Monday, July 9 — Lincoln to Estes Park

 

 

We got off on an early start around 8 am from Lincoln and made very good progress, with a stop in Ogallallah for McDonald’s (without dessert! we are trying to discipline ourselves) and a brief stop in Julesburg just to stop. It was very pleasant travel weather–never got about 82/83F and then dropped later as we gained altitude in the Rockies. Lots of pleasant conversations (a serious one about the circumstances under which we’d get married [financial/health reasons; unsentimental things like that] and how this trip feels like a honeymoon without the marriage bit, and a dreamy one about the perfect camper van to rent next summer for an extended trip East), and just general happiness. For about three hours, we also listened to a Carl Hiaasen novel, which was fun and is to be continued), but when we got into the mountains, we stopped to just enjoy the fabulous landscape up Thompson Canyon.
We got to Estes at about 4 pm and checked into the Discovery Lodge, where Mark had stayed on his own last June. And although he’d driven all day, we still went up to Rocky Mountain National Park and took the Old Fall River Road, a 9-mile one-way dirt road with switchbacks that got us from 8200 to over 12,000 feet, above the treeline. The 9 miles took about an hour (more because of our stops), and was gorgeous. We stopped along the way to take pictures and little walks, boh at the place were a huge dam built in 1902 up in the mountains broke in 1982 and created a huge fan of boulders as it flooded Estes and came to a stop further down the canyon. It looked really cool both from close by and further away. The longest hike we took was about a mile up a little peak (across from Marmot Peak) where we found someone’s (recently placed) time capsule, and we could both feel the altitude a lot! But we got out multiple times to photograph everything from these incredible surroundings to the little tiny wildflowers and the wildlife we saw–a couple of elk and several marmots frolicking about.

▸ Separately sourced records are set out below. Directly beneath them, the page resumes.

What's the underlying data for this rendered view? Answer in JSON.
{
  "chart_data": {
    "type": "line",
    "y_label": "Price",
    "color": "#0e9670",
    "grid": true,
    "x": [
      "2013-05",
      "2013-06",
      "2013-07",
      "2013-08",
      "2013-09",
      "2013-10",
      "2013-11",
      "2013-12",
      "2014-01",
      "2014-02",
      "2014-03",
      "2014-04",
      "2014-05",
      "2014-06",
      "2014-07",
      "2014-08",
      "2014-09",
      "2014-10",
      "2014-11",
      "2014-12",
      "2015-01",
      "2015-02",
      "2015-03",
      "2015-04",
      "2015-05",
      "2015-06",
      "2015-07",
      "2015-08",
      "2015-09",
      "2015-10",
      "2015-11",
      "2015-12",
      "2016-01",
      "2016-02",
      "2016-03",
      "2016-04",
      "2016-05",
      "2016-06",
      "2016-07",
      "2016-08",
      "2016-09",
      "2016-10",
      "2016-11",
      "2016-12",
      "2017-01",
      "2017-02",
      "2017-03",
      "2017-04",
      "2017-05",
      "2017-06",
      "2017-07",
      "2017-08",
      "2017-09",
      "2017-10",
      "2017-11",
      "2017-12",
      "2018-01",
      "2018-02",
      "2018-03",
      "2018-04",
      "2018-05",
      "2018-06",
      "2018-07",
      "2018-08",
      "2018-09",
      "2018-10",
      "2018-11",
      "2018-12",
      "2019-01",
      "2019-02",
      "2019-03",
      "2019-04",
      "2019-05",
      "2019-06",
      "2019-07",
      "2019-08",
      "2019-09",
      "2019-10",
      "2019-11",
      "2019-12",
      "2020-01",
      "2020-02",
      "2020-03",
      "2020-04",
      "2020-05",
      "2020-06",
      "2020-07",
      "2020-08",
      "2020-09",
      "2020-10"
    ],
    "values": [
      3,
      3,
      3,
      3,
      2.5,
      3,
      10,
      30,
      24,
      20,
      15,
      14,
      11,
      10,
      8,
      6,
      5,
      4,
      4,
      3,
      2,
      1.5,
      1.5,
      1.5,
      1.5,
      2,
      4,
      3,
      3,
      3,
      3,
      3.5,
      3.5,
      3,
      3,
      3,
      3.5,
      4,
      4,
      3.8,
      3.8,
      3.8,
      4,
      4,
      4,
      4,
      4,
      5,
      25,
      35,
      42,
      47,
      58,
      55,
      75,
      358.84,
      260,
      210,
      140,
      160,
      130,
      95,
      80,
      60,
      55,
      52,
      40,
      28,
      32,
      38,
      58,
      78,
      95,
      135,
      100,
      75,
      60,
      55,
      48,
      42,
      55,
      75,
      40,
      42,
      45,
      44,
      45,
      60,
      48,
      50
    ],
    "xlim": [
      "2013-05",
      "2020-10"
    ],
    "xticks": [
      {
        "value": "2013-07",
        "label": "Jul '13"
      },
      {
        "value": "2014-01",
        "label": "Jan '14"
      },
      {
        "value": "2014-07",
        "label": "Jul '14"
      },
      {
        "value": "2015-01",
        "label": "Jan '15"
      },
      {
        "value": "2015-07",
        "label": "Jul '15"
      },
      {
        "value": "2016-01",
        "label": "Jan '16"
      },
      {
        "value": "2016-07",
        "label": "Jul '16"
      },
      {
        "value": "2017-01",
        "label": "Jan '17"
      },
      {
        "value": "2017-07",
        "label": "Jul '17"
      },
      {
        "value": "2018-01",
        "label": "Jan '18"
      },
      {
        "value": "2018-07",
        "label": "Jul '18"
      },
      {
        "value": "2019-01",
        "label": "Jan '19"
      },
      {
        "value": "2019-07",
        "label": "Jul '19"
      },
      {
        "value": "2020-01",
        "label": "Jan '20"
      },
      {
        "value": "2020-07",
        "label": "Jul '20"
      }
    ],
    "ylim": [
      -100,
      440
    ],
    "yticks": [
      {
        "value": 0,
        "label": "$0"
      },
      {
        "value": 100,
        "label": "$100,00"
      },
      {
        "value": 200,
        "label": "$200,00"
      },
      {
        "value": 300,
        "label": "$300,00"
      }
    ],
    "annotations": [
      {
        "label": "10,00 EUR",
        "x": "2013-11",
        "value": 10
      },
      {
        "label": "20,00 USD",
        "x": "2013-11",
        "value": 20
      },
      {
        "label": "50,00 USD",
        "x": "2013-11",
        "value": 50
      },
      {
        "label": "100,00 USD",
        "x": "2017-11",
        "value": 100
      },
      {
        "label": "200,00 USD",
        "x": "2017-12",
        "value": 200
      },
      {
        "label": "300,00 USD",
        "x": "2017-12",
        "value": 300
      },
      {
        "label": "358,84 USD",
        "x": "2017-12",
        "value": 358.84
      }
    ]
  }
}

At the end of Old Fall River Road, we meet up with Trail Ridge Road again and went back down (a little faster on a paved road with few switchbacks!) to Estes, parked downtown and found ourselves some very nice pizza and some ice cream for dessert. Estes had been just packed with people earlier in the day and even at this time, almost 9 pm, there were still lots of families milling about. I think it’s a bit over the top with the stores and the tourism, but not so crowded that it’s totally unpleasant, and of course we thoroughly enjoyed not having to mill around in the little craft stores and what not–especially NOT having to go into the full-blown, five-display window Cornhusker/Go Big Red store that we walked by on the main drag! We couldn’t imagine that the store would make any money, even with the many Nebraskans who come to Colorado to be tourists–they tend to have their Husker gear already! So we decided it must be a tax write-off. We got back to the hotel around 9:30, took showers and went to bed after a long, busy, happy day of driving.